A review of In The Roar of the Machine by Zheng Xiaoqiong

Reviewed by Beatriz Copello

In The Roar of the Machine
by Zheng Xiaoqiong
Translated by Eleanor Goodman
Giramondo
https://giramondopublishing.com/books/zheng-xiaoqiong-in-the-roar-of-the-machine/
112 pages, Paperback, July 2022, ISBN 9781922725288

In The Roar of the Machine by Zheng Xiaoqiong is a powerful poetry book which highlights the painful life of factory workers in China. The writer herself, after migrating from Sichuan to Southern China, the site of the largest centre of manufacturing goods, worked in various factories having first-hand experience of what this involves. Zheng’s previous poetry books are: Huangma Mountains, Collected Poems of   Zheng Xiaoqiong, Pedestrian Bridge and Poems Falling on Machines. Translator Eleanor Goodman is also an award-winning poet and a Research Associate at the Harvard University Fairbank Centre.

In The Roar of the Machine is divided into five sections, it appears that these have been written at different times as there is a year at the end of each section, the first section “Huangmaling” signals the content of the book were Zheng Xiaoqiong gives a strong voice to feminism, exploitation, discrimination, and abuse. The poet present the reality a reality populated by pain and misery.

The seconds section titled “Poems Scattered on Machines” contains very vivid descriptions about the impact of industrialization, the life in factories, changes and modernization of villages and the destruction of the environment.

The Third section titled “Woman Worker” the life of various women are described with words that have a strong sense of truth. Each story will grab the reader’s interest, stories of survival and abuse, of women trying to make sense of life and women dealing with exploitation.

“The Rose Courtyard” is the fourth section and contains beautiful memories of a real place or perhaps imaginary together with fond words about her ancestors.

The final section titled “In the Hardware Factory” is a long narrative poem with vivid descriptions of the poet’s reality, things that she sees and the ones she doesn’t, reality real or imagined that will take the reader into a different world.

In The Roar of the Machine is a book impregnated with suffering punctuated by moments of solace and pleasure from the memories of village life and the comfort of ancestors.

The translator Eleanor Goodman explains in the introduction that Zheng turned to writing in order to put on paper her emotions as well as her protestation against exploitative capitalism.

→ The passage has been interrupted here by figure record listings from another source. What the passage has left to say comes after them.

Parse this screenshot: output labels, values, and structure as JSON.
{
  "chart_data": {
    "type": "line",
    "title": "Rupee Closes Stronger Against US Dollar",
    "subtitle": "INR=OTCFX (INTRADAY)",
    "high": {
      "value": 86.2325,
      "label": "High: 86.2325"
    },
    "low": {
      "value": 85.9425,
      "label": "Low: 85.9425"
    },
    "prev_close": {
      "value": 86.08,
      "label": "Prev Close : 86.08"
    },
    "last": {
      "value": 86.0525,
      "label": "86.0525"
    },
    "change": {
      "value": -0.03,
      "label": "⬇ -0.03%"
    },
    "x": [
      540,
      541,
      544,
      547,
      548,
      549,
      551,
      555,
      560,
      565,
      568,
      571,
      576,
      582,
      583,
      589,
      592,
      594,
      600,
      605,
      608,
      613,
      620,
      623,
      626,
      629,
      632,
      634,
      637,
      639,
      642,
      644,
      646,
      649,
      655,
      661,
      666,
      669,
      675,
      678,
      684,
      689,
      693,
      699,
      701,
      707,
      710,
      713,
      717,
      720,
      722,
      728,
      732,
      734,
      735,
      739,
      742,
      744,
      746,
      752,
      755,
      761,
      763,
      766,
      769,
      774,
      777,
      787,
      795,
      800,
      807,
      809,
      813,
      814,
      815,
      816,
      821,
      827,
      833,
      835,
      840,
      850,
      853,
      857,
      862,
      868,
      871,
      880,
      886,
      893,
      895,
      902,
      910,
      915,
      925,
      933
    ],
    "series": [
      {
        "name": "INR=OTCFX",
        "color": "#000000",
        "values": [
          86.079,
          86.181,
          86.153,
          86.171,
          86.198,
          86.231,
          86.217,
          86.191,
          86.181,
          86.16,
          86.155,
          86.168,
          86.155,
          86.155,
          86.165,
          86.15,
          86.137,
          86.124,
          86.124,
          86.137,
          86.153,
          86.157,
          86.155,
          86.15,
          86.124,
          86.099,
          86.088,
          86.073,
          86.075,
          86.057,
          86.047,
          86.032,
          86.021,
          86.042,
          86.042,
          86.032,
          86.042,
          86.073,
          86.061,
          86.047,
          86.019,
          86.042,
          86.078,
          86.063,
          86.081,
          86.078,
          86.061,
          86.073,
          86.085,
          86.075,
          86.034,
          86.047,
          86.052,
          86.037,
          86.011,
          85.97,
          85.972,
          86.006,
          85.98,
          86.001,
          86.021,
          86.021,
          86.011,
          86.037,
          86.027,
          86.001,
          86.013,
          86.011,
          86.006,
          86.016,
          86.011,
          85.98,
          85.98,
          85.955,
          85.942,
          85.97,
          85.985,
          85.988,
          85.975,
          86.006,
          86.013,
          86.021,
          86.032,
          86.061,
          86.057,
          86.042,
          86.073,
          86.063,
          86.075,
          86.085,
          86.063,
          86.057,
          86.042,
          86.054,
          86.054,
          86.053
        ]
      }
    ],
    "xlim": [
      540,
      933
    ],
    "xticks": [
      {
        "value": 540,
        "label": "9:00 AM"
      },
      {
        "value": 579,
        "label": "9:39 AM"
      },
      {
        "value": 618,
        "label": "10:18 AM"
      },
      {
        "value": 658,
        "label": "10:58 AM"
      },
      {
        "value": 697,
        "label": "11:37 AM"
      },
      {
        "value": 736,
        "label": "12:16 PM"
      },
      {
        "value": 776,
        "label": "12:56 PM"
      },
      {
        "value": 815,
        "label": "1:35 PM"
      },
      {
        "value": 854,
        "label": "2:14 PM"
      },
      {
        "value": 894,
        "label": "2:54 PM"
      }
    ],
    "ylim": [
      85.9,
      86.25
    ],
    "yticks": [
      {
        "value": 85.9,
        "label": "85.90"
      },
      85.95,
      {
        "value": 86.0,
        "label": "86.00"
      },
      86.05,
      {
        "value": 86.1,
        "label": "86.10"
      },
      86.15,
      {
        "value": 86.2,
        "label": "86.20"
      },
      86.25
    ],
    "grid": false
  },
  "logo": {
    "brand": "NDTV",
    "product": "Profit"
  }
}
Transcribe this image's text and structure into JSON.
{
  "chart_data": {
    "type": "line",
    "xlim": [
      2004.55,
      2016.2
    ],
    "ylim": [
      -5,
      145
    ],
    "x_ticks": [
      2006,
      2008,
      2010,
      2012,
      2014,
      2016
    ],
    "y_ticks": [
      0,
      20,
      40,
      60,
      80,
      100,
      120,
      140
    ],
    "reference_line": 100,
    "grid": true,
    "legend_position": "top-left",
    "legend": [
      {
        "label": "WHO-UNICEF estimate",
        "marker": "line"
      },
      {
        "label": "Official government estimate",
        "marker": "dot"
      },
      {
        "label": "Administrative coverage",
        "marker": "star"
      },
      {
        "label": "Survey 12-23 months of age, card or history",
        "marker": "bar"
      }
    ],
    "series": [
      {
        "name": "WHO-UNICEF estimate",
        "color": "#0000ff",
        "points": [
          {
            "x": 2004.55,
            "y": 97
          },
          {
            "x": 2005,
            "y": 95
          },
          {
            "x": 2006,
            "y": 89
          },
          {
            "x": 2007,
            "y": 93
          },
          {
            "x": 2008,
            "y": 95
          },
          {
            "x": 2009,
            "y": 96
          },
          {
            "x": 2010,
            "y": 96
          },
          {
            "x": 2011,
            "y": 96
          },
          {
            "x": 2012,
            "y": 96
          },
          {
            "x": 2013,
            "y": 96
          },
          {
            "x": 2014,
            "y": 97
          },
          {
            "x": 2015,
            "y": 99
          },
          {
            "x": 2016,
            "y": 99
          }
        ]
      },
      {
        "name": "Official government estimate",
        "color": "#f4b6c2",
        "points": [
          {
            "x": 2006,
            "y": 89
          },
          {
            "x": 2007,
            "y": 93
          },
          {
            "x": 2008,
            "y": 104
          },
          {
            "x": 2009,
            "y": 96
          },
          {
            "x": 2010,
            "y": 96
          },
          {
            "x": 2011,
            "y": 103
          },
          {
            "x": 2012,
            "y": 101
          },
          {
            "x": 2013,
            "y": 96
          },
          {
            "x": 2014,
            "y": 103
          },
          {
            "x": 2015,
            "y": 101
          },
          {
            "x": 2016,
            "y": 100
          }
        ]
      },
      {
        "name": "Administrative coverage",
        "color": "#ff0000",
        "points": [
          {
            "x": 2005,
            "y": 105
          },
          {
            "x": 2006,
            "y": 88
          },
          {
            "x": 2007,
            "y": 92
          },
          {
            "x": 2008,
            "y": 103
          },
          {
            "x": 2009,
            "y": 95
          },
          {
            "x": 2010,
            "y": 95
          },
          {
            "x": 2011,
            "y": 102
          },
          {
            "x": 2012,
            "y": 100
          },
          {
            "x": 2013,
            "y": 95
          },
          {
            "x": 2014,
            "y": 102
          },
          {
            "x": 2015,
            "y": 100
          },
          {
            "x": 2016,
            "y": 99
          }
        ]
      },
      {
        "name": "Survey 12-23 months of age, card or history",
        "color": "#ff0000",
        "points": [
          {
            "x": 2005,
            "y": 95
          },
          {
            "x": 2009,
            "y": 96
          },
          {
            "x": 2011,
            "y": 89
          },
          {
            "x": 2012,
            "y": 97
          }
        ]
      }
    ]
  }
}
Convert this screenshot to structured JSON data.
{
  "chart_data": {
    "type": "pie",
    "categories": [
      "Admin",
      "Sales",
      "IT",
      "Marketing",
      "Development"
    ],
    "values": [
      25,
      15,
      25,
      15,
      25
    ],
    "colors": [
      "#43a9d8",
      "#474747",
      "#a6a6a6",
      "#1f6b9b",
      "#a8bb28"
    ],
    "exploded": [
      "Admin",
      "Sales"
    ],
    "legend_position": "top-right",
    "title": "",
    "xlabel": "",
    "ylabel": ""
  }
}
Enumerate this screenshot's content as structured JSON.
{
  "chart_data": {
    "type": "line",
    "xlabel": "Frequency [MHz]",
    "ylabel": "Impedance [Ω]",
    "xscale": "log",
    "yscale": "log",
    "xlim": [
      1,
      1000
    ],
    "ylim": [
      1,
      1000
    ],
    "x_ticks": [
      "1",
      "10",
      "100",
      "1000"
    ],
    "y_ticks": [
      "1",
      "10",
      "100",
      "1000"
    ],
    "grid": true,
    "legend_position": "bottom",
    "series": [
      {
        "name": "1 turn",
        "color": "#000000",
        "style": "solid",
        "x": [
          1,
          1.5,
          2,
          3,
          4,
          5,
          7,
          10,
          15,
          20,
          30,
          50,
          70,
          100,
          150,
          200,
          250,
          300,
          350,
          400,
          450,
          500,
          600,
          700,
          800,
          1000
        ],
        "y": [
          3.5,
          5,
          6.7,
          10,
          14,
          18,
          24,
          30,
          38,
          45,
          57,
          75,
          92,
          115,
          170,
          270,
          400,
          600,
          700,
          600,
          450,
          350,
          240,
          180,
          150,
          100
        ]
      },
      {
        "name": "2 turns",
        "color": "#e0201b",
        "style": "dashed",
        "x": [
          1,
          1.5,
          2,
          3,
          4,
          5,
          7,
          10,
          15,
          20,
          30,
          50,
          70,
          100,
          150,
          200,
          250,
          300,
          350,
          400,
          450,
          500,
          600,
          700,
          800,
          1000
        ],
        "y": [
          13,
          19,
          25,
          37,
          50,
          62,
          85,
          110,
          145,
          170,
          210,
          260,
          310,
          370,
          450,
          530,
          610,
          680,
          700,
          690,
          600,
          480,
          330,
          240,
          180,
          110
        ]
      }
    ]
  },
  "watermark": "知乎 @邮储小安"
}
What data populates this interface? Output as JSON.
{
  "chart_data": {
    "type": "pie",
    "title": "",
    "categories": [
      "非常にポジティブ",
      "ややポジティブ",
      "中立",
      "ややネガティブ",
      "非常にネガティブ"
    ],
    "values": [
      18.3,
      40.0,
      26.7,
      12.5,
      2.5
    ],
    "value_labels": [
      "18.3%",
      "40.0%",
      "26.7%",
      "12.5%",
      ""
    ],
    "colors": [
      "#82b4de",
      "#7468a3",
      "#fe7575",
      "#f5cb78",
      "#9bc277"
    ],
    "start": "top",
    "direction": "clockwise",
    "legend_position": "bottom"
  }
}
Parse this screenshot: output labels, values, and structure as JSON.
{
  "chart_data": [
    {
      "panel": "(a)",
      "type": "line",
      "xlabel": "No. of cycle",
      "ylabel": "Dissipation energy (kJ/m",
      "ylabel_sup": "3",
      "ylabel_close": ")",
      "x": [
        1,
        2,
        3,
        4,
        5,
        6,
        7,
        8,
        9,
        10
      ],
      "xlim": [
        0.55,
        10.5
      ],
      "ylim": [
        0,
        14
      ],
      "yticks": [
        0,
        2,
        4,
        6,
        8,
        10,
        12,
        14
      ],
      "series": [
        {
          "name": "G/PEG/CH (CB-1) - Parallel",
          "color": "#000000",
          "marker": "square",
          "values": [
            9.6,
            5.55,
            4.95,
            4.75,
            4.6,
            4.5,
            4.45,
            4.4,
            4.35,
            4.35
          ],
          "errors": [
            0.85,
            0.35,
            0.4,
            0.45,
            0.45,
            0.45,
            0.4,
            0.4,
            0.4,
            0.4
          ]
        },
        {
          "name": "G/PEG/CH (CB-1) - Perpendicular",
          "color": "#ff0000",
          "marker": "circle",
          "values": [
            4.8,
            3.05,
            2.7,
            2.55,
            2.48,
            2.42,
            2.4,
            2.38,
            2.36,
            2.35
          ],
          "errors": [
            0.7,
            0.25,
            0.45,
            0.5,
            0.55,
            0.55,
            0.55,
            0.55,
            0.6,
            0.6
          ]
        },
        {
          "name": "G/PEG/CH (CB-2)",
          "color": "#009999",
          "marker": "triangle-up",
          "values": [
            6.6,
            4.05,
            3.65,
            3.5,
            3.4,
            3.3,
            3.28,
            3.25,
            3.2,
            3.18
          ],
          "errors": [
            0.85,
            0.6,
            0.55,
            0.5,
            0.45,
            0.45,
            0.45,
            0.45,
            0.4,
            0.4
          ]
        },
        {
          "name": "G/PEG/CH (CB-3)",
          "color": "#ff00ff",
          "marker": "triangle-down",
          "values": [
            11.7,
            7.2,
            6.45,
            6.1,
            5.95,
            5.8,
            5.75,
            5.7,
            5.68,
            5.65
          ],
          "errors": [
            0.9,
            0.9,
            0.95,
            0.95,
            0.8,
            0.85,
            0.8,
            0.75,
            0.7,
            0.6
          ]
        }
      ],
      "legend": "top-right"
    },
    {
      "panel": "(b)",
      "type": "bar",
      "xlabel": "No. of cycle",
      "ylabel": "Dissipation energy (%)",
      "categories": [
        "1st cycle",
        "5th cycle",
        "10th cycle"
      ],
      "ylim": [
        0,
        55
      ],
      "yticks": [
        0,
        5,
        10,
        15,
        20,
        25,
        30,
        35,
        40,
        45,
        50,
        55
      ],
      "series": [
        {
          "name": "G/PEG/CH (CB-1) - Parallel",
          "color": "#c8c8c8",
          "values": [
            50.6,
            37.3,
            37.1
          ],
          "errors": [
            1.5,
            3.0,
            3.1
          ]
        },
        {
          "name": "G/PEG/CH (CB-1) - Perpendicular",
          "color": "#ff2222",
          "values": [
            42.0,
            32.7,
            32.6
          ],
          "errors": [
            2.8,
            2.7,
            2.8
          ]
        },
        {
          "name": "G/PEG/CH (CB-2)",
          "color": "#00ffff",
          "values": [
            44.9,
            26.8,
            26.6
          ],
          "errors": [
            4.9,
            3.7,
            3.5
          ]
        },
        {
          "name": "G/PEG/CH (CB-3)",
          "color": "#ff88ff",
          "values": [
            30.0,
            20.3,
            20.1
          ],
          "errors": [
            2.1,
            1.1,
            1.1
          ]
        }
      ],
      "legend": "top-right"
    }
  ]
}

Most of Zheng’s poems are narrative and detailing the pain and toil of becoming a human machine, she says in a poem titled “Machine”:

That hungry machine, everyday eating iron, blueprints
stars, dew, salty sweat, it picks it teeth
and spits out profit, bank notes, nightclubs…it see lopped-off-fingers
unpaid wages, shadowy occupational diseases, and the memories
  are bitter
and the nights are endless, how many people living on an iron sheet
owe the debts of the poor, stand on the cool damp iron
moving about miserably, how much love balances between iron sheets
this life’s heart, is iron-hard, a strait forward bitter life of a
temporary labourer

The poet skilfully describes how youth and dreams are lost quickly as the result of hard work, becoming part of the machine: “I see myself resembling this cast iron.”  Iron is in her hands, in her mind, in her verses, iron controls her life.  Anonymity, monotony, boredom, pain and exploitation are observed with poetic care; politics into poetry.    

In The Roar of the Machine is a fascinating book, culturally very illustrative. The poet’s strong voice illuminates the suffering that comes from working in factories and sweat shops, but also is full of great courage.

About the reviewer: Dr Beatriz Copello is a well-known reviewer, writer and poet, she is also known for her sense of humour. “Her poems are sensuous, evocative and imaginative. Beatriz Copello is one of Australia’s foremost poets,” wrote Julia Hancock, ex-editor of Allan & Unwin and Freelance editor and journalist. Copello’s poetry books are Women Souls and Shadows, Meditations at the Edge of a Dream, Flowering Roots, Under the Gums Long Shade, Lo Irrevocable del Halcon (In Spanish) and her last book Witches Women and Wordspublished by Ginninderra Publishing. Her poetry has been published in literary journals such as Southerly and Australian Women’s Book Review and in many other print and Electronic Publications. Fiction books by author are: A Call to the Stars, Forbidden Steps Under the Wisteria and Beyond the Moons of August (Her Doctoral Thesis).